Cauich, a petite woman with delicate features who wore her hair pulled back tightly in a braid, listened intently in court Wednesday and reacted emotionally, showing distress and even tearing up at some points.
She and Mendez, a slim man with short graying hair and glasses, appeared to be at odds, with Mendez’s attorney John Kaman making it clear he was willing to let Cauich take the fall alone.
Kaman said Mendez was not even an accessory to Campbell’s murder because he didn’t know anyone had been killed. He had been waiting for Cauich to return, and then found her struggling over her bicycle with the construction workers and tried to get her to leave the area, without realizing what had actually happened.
In the attack on Dahmi, Kaman said the evidence showing Mendez was even there is weak.
Dahmi himself failed to identify Mendez as one of his attackers in the days after the incident and only identified him in court six months later after seeing him on television and in the courtroom dressed in jail clothes.
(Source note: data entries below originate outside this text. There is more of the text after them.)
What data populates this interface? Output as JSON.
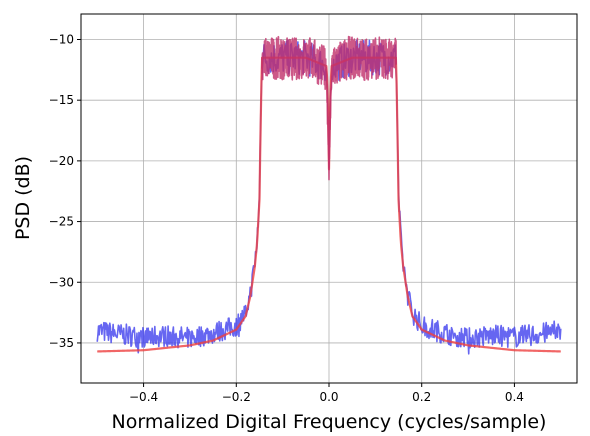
{
  "chart_data": {
    "type": "line",
    "title": "",
    "xlabel": "Normalized Digital Frequency (cycles/sample)",
    "ylabel": "PSD (dB)",
    "xlim": [
      -0.535,
      0.535
    ],
    "ylim": [
      -38.3,
      -7.9
    ],
    "xticks": [
      -0.4,
      -0.2,
      0.0,
      0.2,
      0.4
    ],
    "xtick_labels": [
      "−0.4",
      "−0.2",
      "0.0",
      "0.2",
      "0.4"
    ],
    "yticks": [
      -35,
      -30,
      -25,
      -20,
      -15,
      -10
    ],
    "ytick_labels": [
      "−35",
      "−30",
      "−25",
      "−20",
      "−15",
      "−10"
    ],
    "grid": true,
    "legend": "none",
    "series": [
      {
        "color": "#4040ee",
        "x": [
          -0.5,
          -0.45,
          -0.4,
          -0.35,
          -0.3,
          -0.25,
          -0.2,
          -0.18,
          -0.17,
          -0.16,
          -0.155,
          -0.15,
          -0.148,
          -0.146,
          -0.145,
          -0.1,
          -0.05,
          -0.005,
          -0.002,
          0.0,
          0.002,
          0.005,
          0.05,
          0.1,
          0.145,
          0.146,
          0.148,
          0.15,
          0.155,
          0.16,
          0.17,
          0.18,
          0.2,
          0.25,
          0.3,
          0.35,
          0.4,
          0.45,
          0.5
        ],
        "y": [
          -34.0,
          -34.3,
          -34.5,
          -34.4,
          -34.6,
          -34.2,
          -33.6,
          -32.5,
          -31.0,
          -28.5,
          -26.5,
          -23.0,
          -18.0,
          -14.0,
          -11.5,
          -11.5,
          -11.5,
          -12.2,
          -16.0,
          -20.5,
          -16.0,
          -12.2,
          -11.5,
          -11.5,
          -11.5,
          -14.0,
          -18.0,
          -23.0,
          -26.5,
          -28.5,
          -31.0,
          -32.5,
          -33.6,
          -34.2,
          -34.6,
          -34.4,
          -34.5,
          -34.3,
          -34.0
        ],
        "noise": 0.9
      },
      {
        "color": "#ee4040",
        "x": [
          -0.5,
          -0.4,
          -0.3,
          -0.25,
          -0.2,
          -0.18,
          -0.17,
          -0.16,
          -0.155,
          -0.15,
          -0.148,
          -0.146,
          -0.145,
          -0.1,
          -0.05,
          -0.005,
          -0.002,
          0.0,
          0.002,
          0.005,
          0.05,
          0.1,
          0.145,
          0.146,
          0.148,
          0.15,
          0.155,
          0.16,
          0.17,
          0.18,
          0.2,
          0.25,
          0.3,
          0.4,
          0.5
        ],
        "y": [
          -35.7,
          -35.6,
          -35.2,
          -34.8,
          -33.9,
          -32.8,
          -31.2,
          -28.7,
          -26.7,
          -23.2,
          -18.2,
          -14.2,
          -11.5,
          -11.5,
          -11.5,
          -12.2,
          -16.0,
          -20.7,
          -16.0,
          -12.2,
          -11.5,
          -11.5,
          -11.5,
          -14.2,
          -18.2,
          -23.2,
          -26.7,
          -28.7,
          -31.2,
          -32.8,
          -33.9,
          -34.8,
          -35.2,
          -35.6,
          -35.7
        ],
        "noise": 0.0
      },
      {
        "color": "#c0306a",
        "x": [
          -0.145,
          -0.12,
          -0.08,
          -0.04,
          -0.006,
          -0.003,
          0.0,
          0.003,
          0.006,
          0.04,
          0.08,
          0.12,
          0.145
        ],
        "y": [
          -11.6,
          -11.5,
          -11.6,
          -11.5,
          -12.4,
          -16.5,
          -20.3,
          -16.5,
          -12.4,
          -11.5,
          -11.6,
          -11.5,
          -11.6
        ],
        "noise": 1.1
      }
    ]
  }
}
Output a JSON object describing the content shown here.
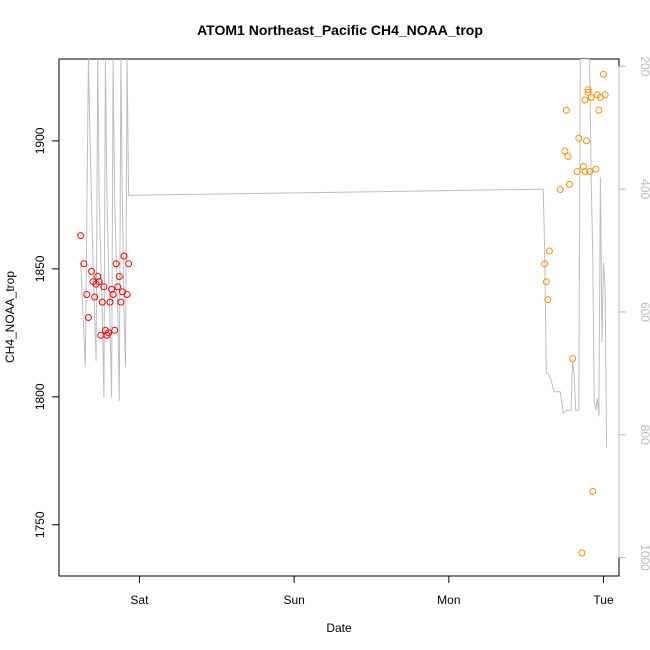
{
  "chart_data": {
    "type": "scatter",
    "title": "ATOM1 Northeast_Pacific CH4_NOAA_trop",
    "xlabel": "Date",
    "ylabel": "CH4_NOAA_trop",
    "x_ticks": [
      "Sat",
      "Sun",
      "Mon",
      "Tue"
    ],
    "y_ticks": [
      1750,
      1800,
      1850,
      1900
    ],
    "ylim": [
      1730,
      1932
    ],
    "y2_ticks": [
      200,
      400,
      600,
      800,
      1000
    ],
    "y2lim": [
      1030,
      188
    ],
    "colors": {
      "points_1": "#ff0000",
      "points_2": "#ff8c00",
      "line": "#bebebe",
      "right_axis": "#bbbbbb"
    },
    "series": [
      {
        "values": [
          [
            -0.38,
            1863
          ],
          [
            -0.36,
            1852
          ],
          [
            -0.34,
            1840
          ],
          [
            -0.33,
            1831
          ],
          [
            -0.31,
            1849
          ],
          [
            -0.3,
            1845
          ],
          [
            -0.29,
            1839
          ],
          [
            -0.28,
            1844
          ],
          [
            -0.27,
            1847
          ],
          [
            -0.26,
            1845
          ],
          [
            -0.25,
            1824
          ],
          [
            -0.24,
            1837
          ],
          [
            -0.23,
            1843
          ],
          [
            -0.22,
            1826
          ],
          [
            -0.21,
            1824
          ],
          [
            -0.2,
            1825
          ],
          [
            -0.19,
            1837
          ],
          [
            -0.18,
            1842
          ],
          [
            -0.17,
            1840
          ],
          [
            -0.16,
            1826
          ],
          [
            -0.15,
            1852
          ],
          [
            -0.14,
            1843
          ],
          [
            -0.13,
            1847
          ],
          [
            -0.12,
            1837
          ],
          [
            -0.11,
            1841
          ],
          [
            -0.1,
            1855
          ],
          [
            -0.08,
            1840
          ],
          [
            -0.07,
            1852
          ]
        ]
      },
      {
        "values": [
          [
            2.62,
            1852
          ],
          [
            2.63,
            1845
          ],
          [
            2.64,
            1838
          ],
          [
            2.65,
            1857
          ],
          [
            2.72,
            1881
          ],
          [
            2.75,
            1896
          ],
          [
            2.76,
            1912
          ],
          [
            2.77,
            1894
          ],
          [
            2.78,
            1883
          ],
          [
            2.8,
            1815
          ],
          [
            2.83,
            1888
          ],
          [
            2.84,
            1901
          ],
          [
            2.86,
            1739
          ],
          [
            2.87,
            1890
          ],
          [
            2.88,
            1916
          ],
          [
            2.88,
            1888
          ],
          [
            2.89,
            1900
          ],
          [
            2.9,
            1920
          ],
          [
            2.9,
            1919
          ],
          [
            2.91,
            1888
          ],
          [
            2.92,
            1917
          ],
          [
            2.93,
            1763
          ],
          [
            2.95,
            1889
          ],
          [
            2.96,
            1918
          ],
          [
            2.97,
            1912
          ],
          [
            2.98,
            1917
          ],
          [
            3.0,
            1926
          ],
          [
            3.01,
            1918
          ]
        ]
      }
    ],
    "line_series": {
      "axis": "right",
      "values": [
        [
          -0.38,
          520
        ],
        [
          -0.35,
          690
        ],
        [
          -0.33,
          188
        ],
        [
          -0.32,
          310
        ],
        [
          -0.3,
          520
        ],
        [
          -0.28,
          680
        ],
        [
          -0.27,
          188
        ],
        [
          -0.26,
          420
        ],
        [
          -0.24,
          600
        ],
        [
          -0.23,
          740
        ],
        [
          -0.22,
          188
        ],
        [
          -0.21,
          420
        ],
        [
          -0.19,
          620
        ],
        [
          -0.18,
          740
        ],
        [
          -0.17,
          188
        ],
        [
          -0.16,
          420
        ],
        [
          -0.14,
          600
        ],
        [
          -0.13,
          745
        ],
        [
          -0.12,
          188
        ],
        [
          -0.11,
          420
        ],
        [
          -0.1,
          600
        ],
        [
          -0.09,
          690
        ],
        [
          -0.08,
          188
        ],
        [
          -0.07,
          410
        ],
        [
          -0.06,
          410
        ],
        [
          2.6,
          400
        ],
        [
          2.61,
          400
        ],
        [
          2.62,
          500
        ],
        [
          2.63,
          700
        ],
        [
          2.64,
          700
        ],
        [
          2.66,
          710
        ],
        [
          2.68,
          730
        ],
        [
          2.7,
          730
        ],
        [
          2.72,
          730
        ],
        [
          2.74,
          765
        ],
        [
          2.76,
          760
        ],
        [
          2.78,
          760
        ],
        [
          2.79,
          760
        ],
        [
          2.8,
          680
        ],
        [
          2.81,
          700
        ],
        [
          2.82,
          760
        ],
        [
          2.84,
          760
        ],
        [
          2.85,
          188
        ],
        [
          2.86,
          188
        ],
        [
          2.87,
          188
        ],
        [
          2.88,
          188
        ],
        [
          2.89,
          188
        ],
        [
          2.9,
          188
        ],
        [
          2.91,
          188
        ],
        [
          2.92,
          390
        ],
        [
          2.93,
          500
        ],
        [
          2.94,
          745
        ],
        [
          2.95,
          760
        ],
        [
          2.96,
          740
        ],
        [
          2.97,
          770
        ],
        [
          2.98,
          380
        ],
        [
          2.99,
          650
        ],
        [
          3.0,
          520
        ],
        [
          3.01,
          560
        ],
        [
          3.02,
          820
        ]
      ]
    }
  }
}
A video of three suspects walking together does not show the face of the man prosecutors allege is Mendez.
Kaman said:
“It’s our position that Mr. Mendez was not even present at the time Mr. Dahmi was stabbed.”
Kaman said Cauich has told several different stories about that attack to police, and none of them involved Mendez. In one of them, Mendez was across the street getting a burrito.
Kaman also denied Quandt’s statements that Mendez had abused Cauich. He said the pair had drunk a lot, done methamphetamine together and had a tumultuous relationship, but said any violence was mutual, with Cauich attacking Mendez with knives at least once.
Testimony in the trial was expected to continue Wednesday afternoon.